Vehicle Exhaust Emission and Ammonia Slip are Main Sources of Atmospheric Ammonia and Ammonium

Chinese Academy of Sciences

The haze pollution that frequently occurred in winter in cities of North China has aroused widespread concern. Since the implementation of Air Pollution Prevention and Control Action Plan in 2013, the atmospheric concentration of acidic gases such as sulfur dioxide and nitrogen oxides have significantly decreased in this region. However, the concentration of ammonia gas (NH3) and inorganic ammonium (NH4+) salts such as ammonium sulfate and ammonium nitrate in atmospheric aerosol particles were still increasing.

Ammonia gas (NH3), combined with acidic gases in the atmosphere, can form precursors of PM2.5 (small atmospheric aerosol Particulate Matter in air that are 2.5 micrometers or less in diameter) and increase the contribution of ammonium deposition to atmospheric nitrogen deposition. Measuring nitrogen stable isotope natural abundance (δ15N) is an effective and rapid approach for the source detection of NH4+ in PM2.5, and it is vital for the formulation of reasonable air pollution control schemes.

Researchers Abubakari Said Mgelwa and FANG Yunting from the Institute of Applied Ecology of the Chinese Academy of Sciences, together with Prof. ZHANG Yanlin's team at Nanjing University of Information Science & Technology, have collected PM2.5 samples in Beijing, Tianjin, Baoding, Shijiazhuang, Tangshan and Gucheng, and measured ammonium concentrations and natural 15N abundance of ammonium (δ15N-NH4+) in PM2.5 particulates.

The researchers found that on polluted days (defined as days with PM2.5 concentration below 35 μg m-3), the average atmospheric concentration of NH4+ was almost three times of that on unpolluted days (PM2.5 > 35 μg m-3) in the six cities.

They found that vehicle exhaust emission and urban ammonia slip, two non-agricultural sources of NH4+ in the atmosphere, together accounted for 56%-86% and 72%-94% of atmospheric NH4+ concentration on the polluted and unpolluted days respectively, depending on the degree of urbanization of the cities.

In specific, the combustion-related NH4+ sources, the vehicle exhaust emission especially, was positively correlated with the population density, the proportion of urban area and the number of vehicles in use in the six cities.

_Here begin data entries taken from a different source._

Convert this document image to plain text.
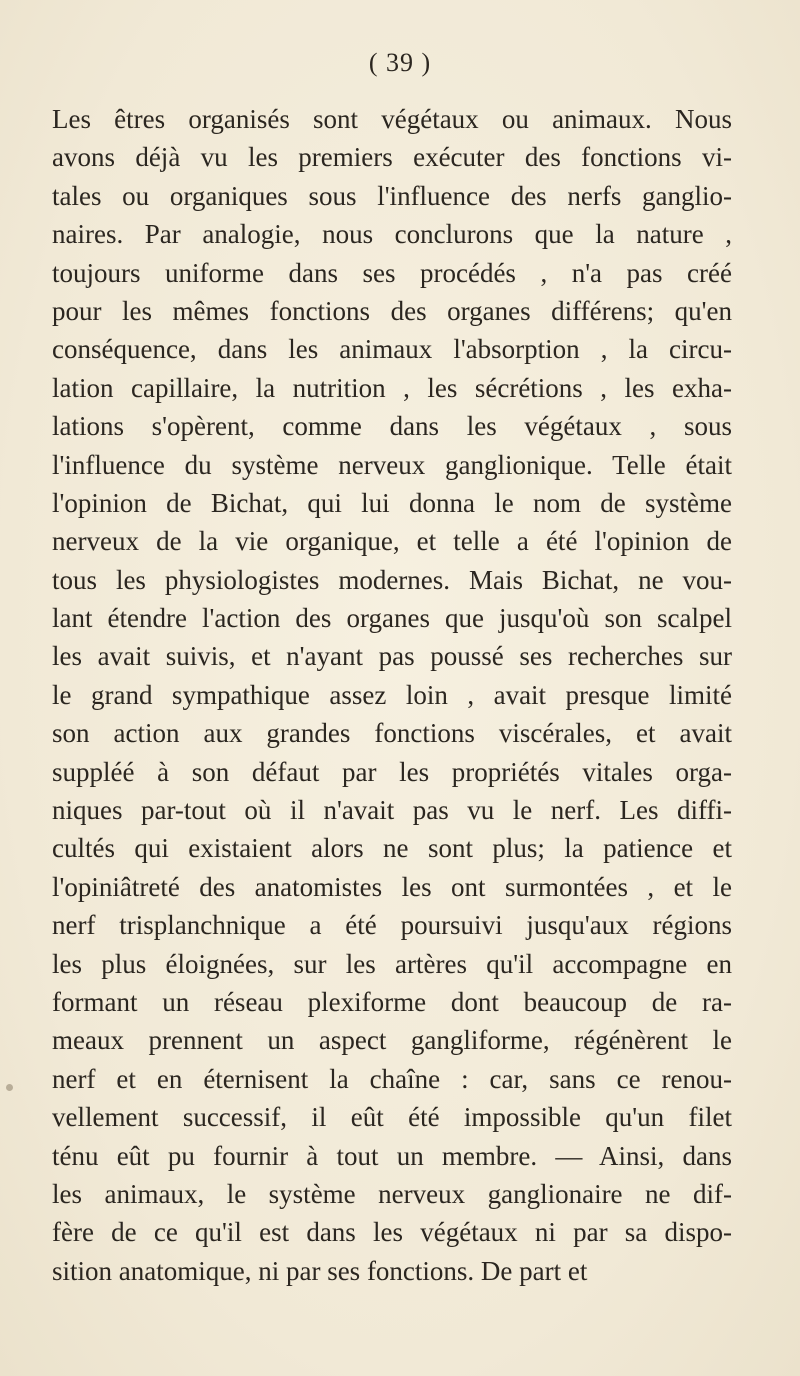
( 39 )
Les êtres organisés sont végétaux ou animaux. Nous
avons déjà vu les premiers exécuter des fonctions vi-
tales ou organiques sous l'influence des nerfs ganglio-
naires. Par analogie, nous conclurons que la nature ,
toujours uniforme dans ses procédés , n'a pas créé
pour les mêmes fonctions des organes différens; qu'en
conséquence, dans les animaux l'absorption , la circu-
lation capillaire, la nutrition , les sécrétions , les exha-
lations s'opèrent, comme dans les végétaux , sous
l'influence du système nerveux ganglionique. Telle était
l'opinion de Bichat, qui lui donna le nom de système
nerveux de la vie organique, et telle a été l'opinion de
tous les physiologistes modernes. Mais Bichat, ne vou-
lant étendre l'action des organes que jusqu'où son scalpel
les avait suivis, et n'ayant pas poussé ses recherches sur
le grand sympathique assez loin , avait presque limité
son action aux grandes fonctions viscérales, et avait
suppléé à son défaut par les propriétés vitales orga-
niques par-tout où il n'avait pas vu le nerf. Les diffi-
cultés qui existaient alors ne sont plus; la patience et
l'opiniâtreté des anatomistes les ont surmontées , et le
nerf trisplanchnique a été poursuivi jusqu'aux régions
les plus éloignées, sur les artères qu'il accompagne en
formant un réseau plexiforme dont beaucoup de ra-
meaux prennent un aspect gangliforme, régénèrent le
nerf et en éternisent la chaîne : car, sans ce renou-
vellement successif, il eût été impossible qu'un filet
ténu eût pu fournir à tout un membre. — Ainsi, dans
les animaux, le système nerveux ganglionaire ne dif-
fère de ce qu'il est dans les végétaux ni par sa dispo-
sition anatomique, ni par ses fonctions. De part et
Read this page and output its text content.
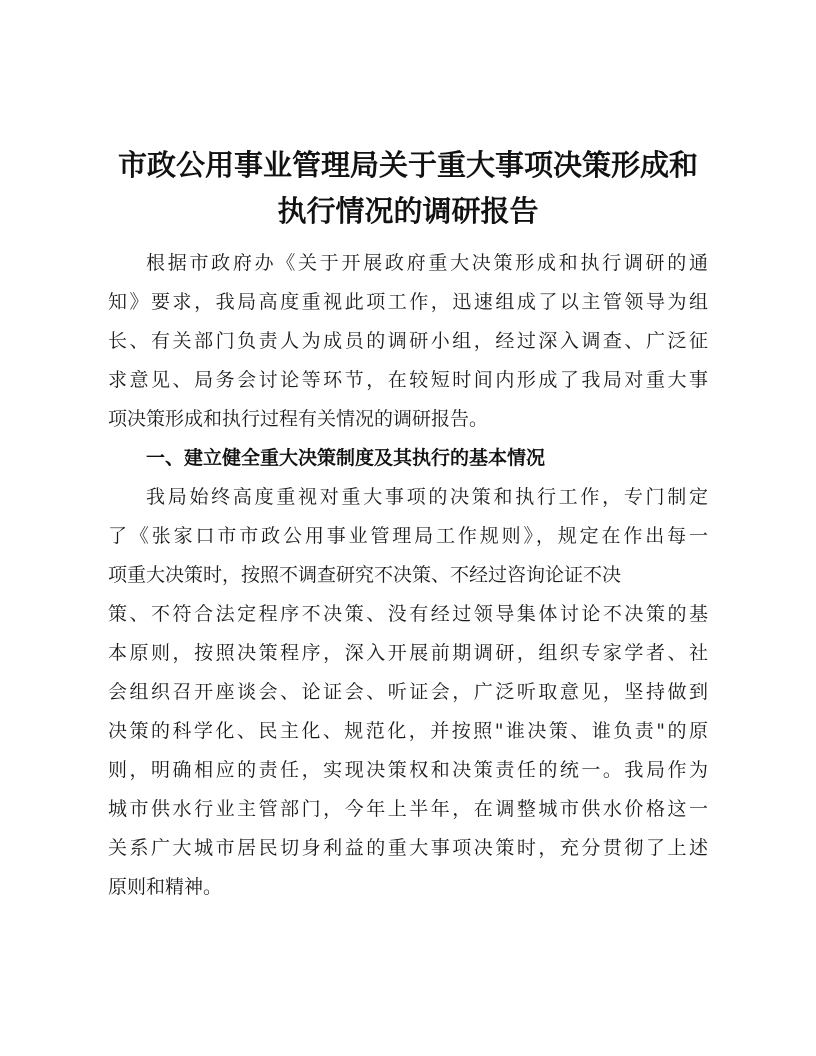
市政公用事业管理局关于重大事项决策形成和
执行情况的调研报告
根据市政府办《关于开展政府重大决策形成和执行调研的通
知》要求，我局高度重视此项工作，迅速组成了以主管领导为组
长、有关部门负责人为成员的调研小组，经过深入调查、广泛征
求意见、局务会讨论等环节，在较短时间内形成了我局对重大事
项决策形成和执行过程有关情况的调研报告。
一、建立健全重大决策制度及其执行的基本情况
我局始终高度重视对重大事项的决策和执行工作，专门制定
了《张家口市市政公用事业管理局工作规则》，规定在作出每一
项重大决策时，按照不调查研究不决策、不经过咨询论证不决
策、不符合法定程序不决策、没有经过领导集体讨论不决策的基
本原则，按照决策程序，深入开展前期调研，组织专家学者、社
会组织召开座谈会、论证会、听证会，广泛听取意见，坚持做到
决策的科学化、民主化、规范化，并按照"谁决策、谁负责"的原
则，明确相应的责任，实现决策权和决策责任的统一。我局作为
城市供水行业主管部门，今年上半年，在调整城市供水价格这一
关系广大城市居民切身利益的重大事项决策时，充分贯彻了上述
原则和精神。
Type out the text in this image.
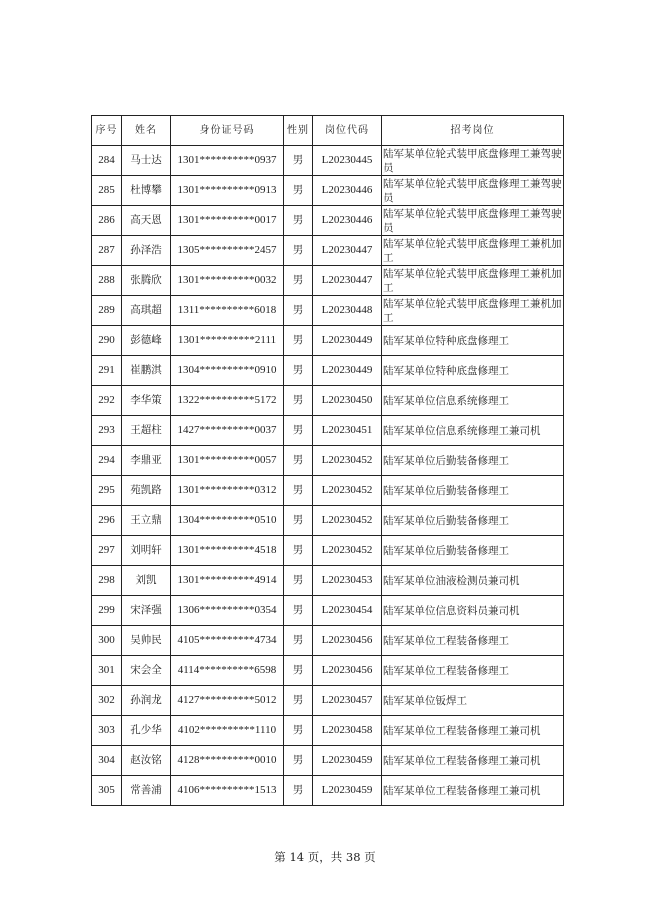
序号	姓名	身份证号码	性别	岗位代码	招考岗位
284	马士达	1301**********0937	男	L20230445	陆军某单位轮式装甲底盘修理工兼驾驶员
285	杜博攀	1301**********0913	男	L20230446	陆军某单位轮式装甲底盘修理工兼驾驶员
286	高天恩	1301**********0017	男	L20230446	陆军某单位轮式装甲底盘修理工兼驾驶员
287	孙泽浩	1305**********2457	男	L20230447	陆军某单位轮式装甲底盘修理工兼机加工
288	张腾欣	1301**********0032	男	L20230447	陆军某单位轮式装甲底盘修理工兼机加工
289	高琪超	1311**********6018	男	L20230448	陆军某单位轮式装甲底盘修理工兼机加工
290	彭德峰	1301**********2111	男	L20230449	陆军某单位特种底盘修理工
291	崔鹏淇	1304**********0910	男	L20230449	陆军某单位特种底盘修理工
292	李华策	1322**********5172	男	L20230450	陆军某单位信息系统修理工
293	王超柱	1427**********0037	男	L20230451	陆军某单位信息系统修理工兼司机
294	李鼎亚	1301**********0057	男	L20230452	陆军某单位后勤装备修理工
295	苑凯路	1301**********0312	男	L20230452	陆军某单位后勤装备修理工
296	王立鼎	1304**********0510	男	L20230452	陆军某单位后勤装备修理工
297	刘明轩	1301**********4518	男	L20230452	陆军某单位后勤装备修理工
298	刘凯	1301**********4914	男	L20230453	陆军某单位油液检测员兼司机
299	宋泽强	1306**********0354	男	L20230454	陆军某单位信息资料员兼司机
300	吴帅民	4105**********4734	男	L20230456	陆军某单位工程装备修理工
301	宋会全	4114**********6598	男	L20230456	陆军某单位工程装备修理工
302	孙润龙	4127**********5012	男	L20230457	陆军某单位钣焊工
303	孔少华	4102**********1110	男	L20230458	陆军某单位工程装备修理工兼司机
304	赵汝铭	4128**********0010	男	L20230459	陆军某单位工程装备修理工兼司机
305	常善浦	4106**********1513	男	L20230459	陆军某单位工程装备修理工兼司机
第 14 页，共 38 页
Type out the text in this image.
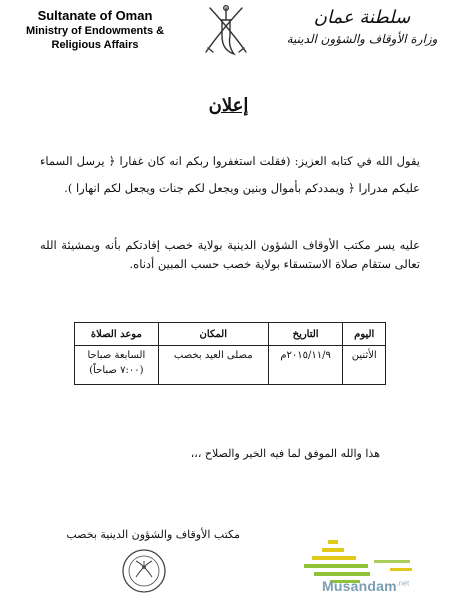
Sultanate of Oman
Ministry of Endowments &
Religious Affairs
سلطنة عمان
وزارة الأوقاف والشؤون الدينية
إعلان
يقول الله في كتابه العزيز: (فقلت استغفروا ربكم انه كان غفارا ﴿ يرسل السماء عليكم مدرارا ﴿ ويمددكم بأموال وبنين ويجعل لكم جنات ويجعل لكم انهارا ).
عليه يسر مكتب الأوقاف الشؤون الدينية بولاية خصب إفادتكم بأنه وبمشيئة الله تعالى ستقام صلاة الاستسقاء بولاية خصب حسب المبين أدناه.
اليوم	التاريخ	المكان	موعد الصلاة
الأثنين	٢٠١٥/١١/٩م	مصلى العيد بخصب	السابعة صباحا
(٧:٠٠ صباحاً)
هذا والله الموفق لما فيه الخير والصلاح ،،،
مكتب الأوقاف والشؤون الدينية بخصب
Musandam$^{.net}$
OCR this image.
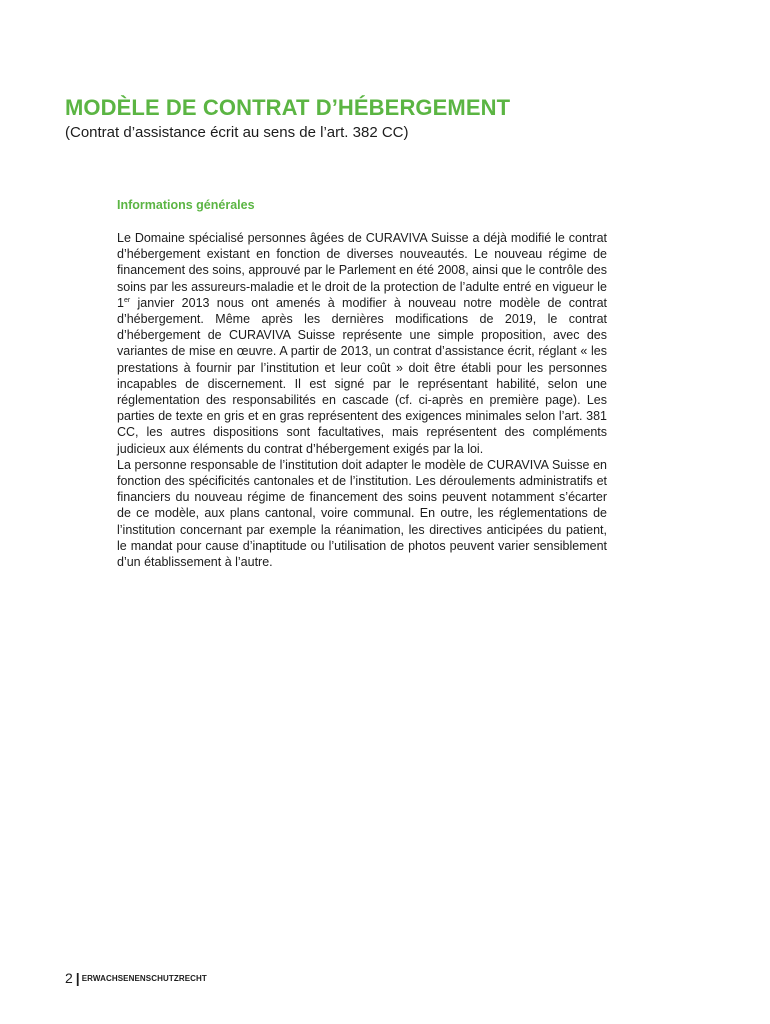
MODÈLE DE CONTRAT D’HÉBERGEMENT

(Contrat d’assistance écrit au sens de l’art. 382 CC)

Informations générales

Le Domaine spécialisé personnes âgées de CURAVIVA Suisse a déjà modifié le contrat d’hébergement existant en fonction de diverses nouveautés. Le nouveau régime de financement des soins, approuvé par le Parlement en été 2008, ainsi que le contrôle des soins par les assureurs-maladie et le droit de la protection de l’adulte entré en vigueur le 1er janvier 2013 nous ont amenés à modifier à nouveau notre modèle de contrat d’hébergement. Même après les dernières modifications de 2019, le contrat d’hébergement de CURAVIVA Suisse représente une simple proposition, avec des variantes de mise en œuvre. A partir de 2013, un contrat d’assistance écrit, réglant « les prestations à fournir par l’institution et leur coût » doit être établi pour les personnes incapables de discernement. Il est signé par le représentant habilité, selon une réglementation des responsabilités en cascade (cf. ci-après en première page). Les parties de texte en gris et en gras représentent des exigences minimales selon l’art. 381 CC, les autres dispositions sont facultatives, mais représentent des compléments judicieux aux éléments du contrat d’hébergement exigés par la loi.

La personne responsable de l’institution doit adapter le modèle de CURAVIVA Suisse en fonction des spécificités cantonales et de l’institution. Les déroulements administratifs et financiers du nouveau régime de financement des soins peuvent notamment s’écarter de ce modèle, aux plans cantonal, voire communal. En outre, les réglementations de l’institution concernant par exemple la réanimation, les directives anticipées du patient, le mandat pour cause d’inaptitude ou l’utilisation de photos peuvent varier sensiblement d’un établissement à l’autre.

2 | ERWACHSENENSCHUTZRECHT
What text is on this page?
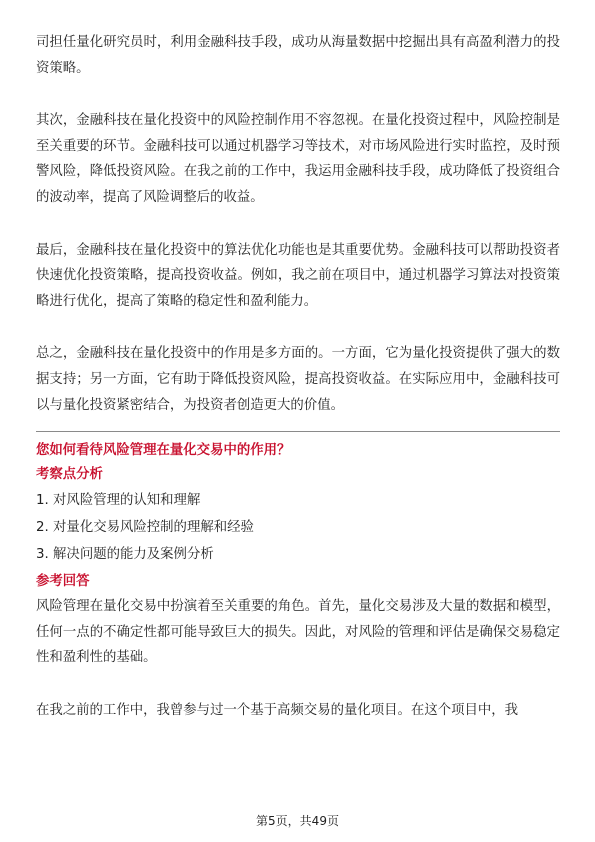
司担任量化研究员时，利用金融科技手段，成功从海量数据中挖掘出具有高盈利潜力的投资策略。

其次，金融科技在量化投资中的风险控制作用不容忽视。在量化投资过程中，风险控制是至关重要的环节。金融科技可以通过机器学习等技术，对市场风险进行实时监控，及时预警风险，降低投资风险。在我之前的工作中，我运用金融科技手段，成功降低了投资组合的波动率，提高了风险调整后的收益。

最后，金融科技在量化投资中的算法优化功能也是其重要优势。金融科技可以帮助投资者快速优化投资策略，提高投资收益。例如，我之前在项目中，通过机器学习算法对投资策略进行优化，提高了策略的稳定性和盈利能力。

总之，金融科技在量化投资中的作用是多方面的。一方面，它为量化投资提供了强大的数据支持；另一方面，它有助于降低投资风险，提高投资收益。在实际应用中，金融科技可以与量化投资紧密结合，为投资者创造更大的价值。

您如何看待风险管理在量化交易中的作用？

考察点分析

1. 对风险管理的认知和理解
2. 对量化交易风险控制的理解和经验
3. 解决问题的能力及案例分析

参考回答

风险管理在量化交易中扮演着至关重要的角色。首先，量化交易涉及大量的数据和模型，任何一点的不确定性都可能导致巨大的损失。因此，对风险的管理和评估是确保交易稳定性和盈利性的基础。

在我之前的工作中，我曾参与过一个基于高频交易的量化项目。在这个项目中，我

第5页，共49页
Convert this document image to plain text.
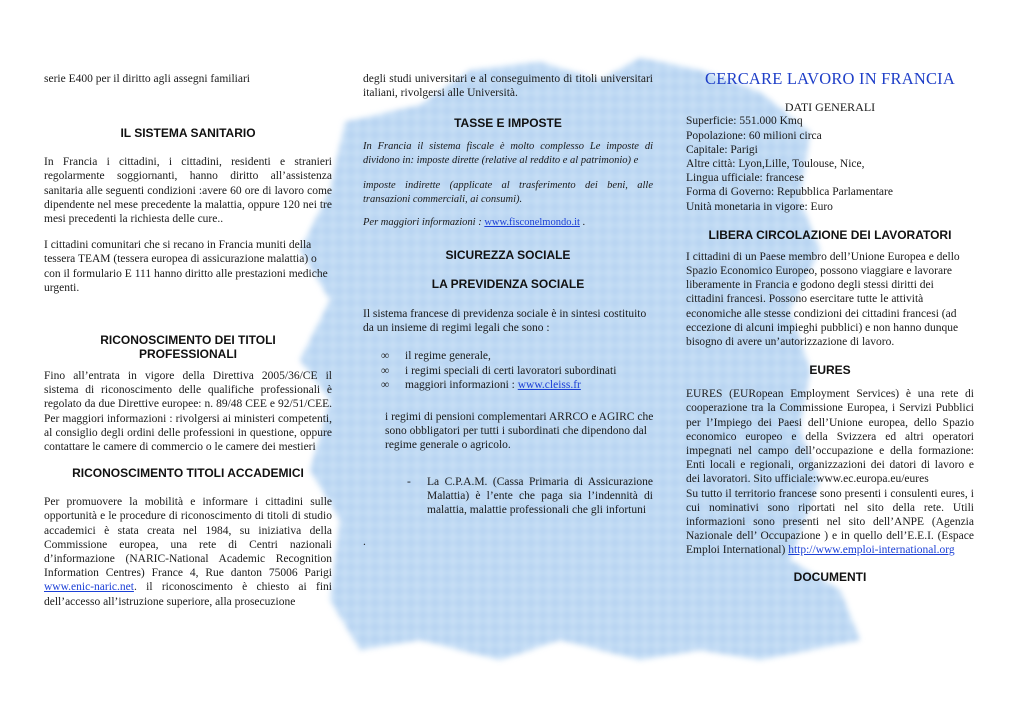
serie E400 per il diritto agli assegni familiari

IL SISTEMA SANITARIO

In Francia i cittadini, i cittadini, residenti e stranieri regolarmente soggiornanti, hanno diritto all’assistenza sanitaria alle seguenti condizioni :avere 60 ore di lavoro come dipendente nel mese precedente la malattia, oppure 120 nei tre mesi precedenti la richiesta delle cure..

I cittadini comunitari che si recano in Francia muniti della tessera TEAM (tessera europea di assicurazione malattia) o con il formulario E 111 hanno diritto alle prestazioni mediche urgenti.

RICONOSCIMENTO DEI TITOLI
PROFESSIONALI

Fino all’entrata in vigore della Direttiva 2005/36/CE il sistema di riconoscimento delle qualifiche professionali è regolato da due Direttive europee: n. 89/48 CEE e 92/51/CEE. Per maggiori informazioni : rivolgersi ai ministeri competenti, al consiglio degli ordini delle professioni in questione, oppure contattare le camere di commercio o le camere dei mestieri

RICONOSCIMENTO TITOLI ACCADEMICI

Per promuovere la mobilità e informare i cittadini sulle opportunità e le procedure di riconoscimento di titoli di studio accademici è stata creata nel 1984, su iniziativa della Commissione europea, una rete di Centri nazionali d’informazione (NARIC-National Academic Recognition Information Centres) France 4, Rue danton 75006 Parigi www.enic-naric.net. il riconoscimento è chiesto ai fini dell’accesso all’istruzione superiore, alla prosecuzione

degli studi universitari e al conseguimento di titoli universitari italiani, rivolgersi alle Università.

TASSE E IMPOSTE

In Francia il sistema fiscale è molto complesso Le imposte di dividono in: imposte dirette (relative al reddito e al patrimonio) e

imposte indirette (applicate al trasferimento dei beni, alle transazioni commerciali, ai consumi).

Per maggiori informazioni : www.fisconelmondo.it .

SICUREZZA SOCIALE
LA PREVIDENZA SOCIALE

Il sistema francese di previdenza sociale è in sintesi costituito da un insieme di regimi legali che sono :

∞ il regime generale,
∞ i regimi speciali di certi lavoratori subordinati
∞ maggiori informazioni : www.cleiss.fr

i regimi di pensioni complementari ARRCO e AGIRC che sono obbligatori per tutti i subordinati che dipendono dal regime generale o agricolo.

- La C.P.A.M. (Cassa Primaria di Assicurazione Malattia) è l’ente che paga sia l’indennità di malattia, malattie professionali che gli infortuni

.

CERCARE LAVORO IN FRANCIA

DATI GENERALI

Superficie: 551.000 Kmq

Popolazione: 60 milioni circa

Capitale: Parigi

Altre città: Lyon,Lille, Toulouse, Nice,

Lingua ufficiale: francese

Forma di Governo: Repubblica Parlamentare

Unità monetaria in vigore: Euro

LIBERA CIRCOLAZIONE DEI LAVORATORI

I cittadini di un Paese membro dell’Unione Europea e dello Spazio Economico Europeo, possono viaggiare e lavorare liberamente in Francia e godono degli stessi diritti dei cittadini francesi. Possono esercitare tutte le attività economiche alle stesse condizioni dei cittadini francesi (ad eccezione di alcuni impieghi pubblici) e non hanno dunque bisogno di avere un’autorizzazione di lavoro.

EURES

EURES (EURopean Employment Services) è una rete di cooperazione tra la Commissione Europea, i Servizi Pubblici per l’Impiego dei Paesi dell’Unione europea, dello Spazio economico europeo e della Svizzera ed altri operatori impegnati nel campo dell’occupazione e della formazione: Enti locali e regionali, organizzazioni dei datori di lavoro e dei lavoratori. Sito ufficiale:www.ec.europa.eu/eures

Su tutto il territorio francese sono presenti i consulenti eures, i cui nominativi sono riportati nel sito della rete. Utili informazioni sono presenti nel sito dell’ANPE (Agenzia Nazionale dell’ Occupazione ) e in quello dell’E.E.I. (Espace Emploi International) http://www.emploi-international.org

DOCUMENTI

These results highlight the critical impacts of local emission sources to the formation of atmospheric haze pollution and the importance of δ15N analysis for the source detection of ammonia and ammonium in the atmosphere.

This study, funded by the National Key R&D Program of the Ministry of Science and Technology of China, has been published in Environmental Pollution entitled "Isotopic imprints of aerosol ammonium over the north China plain."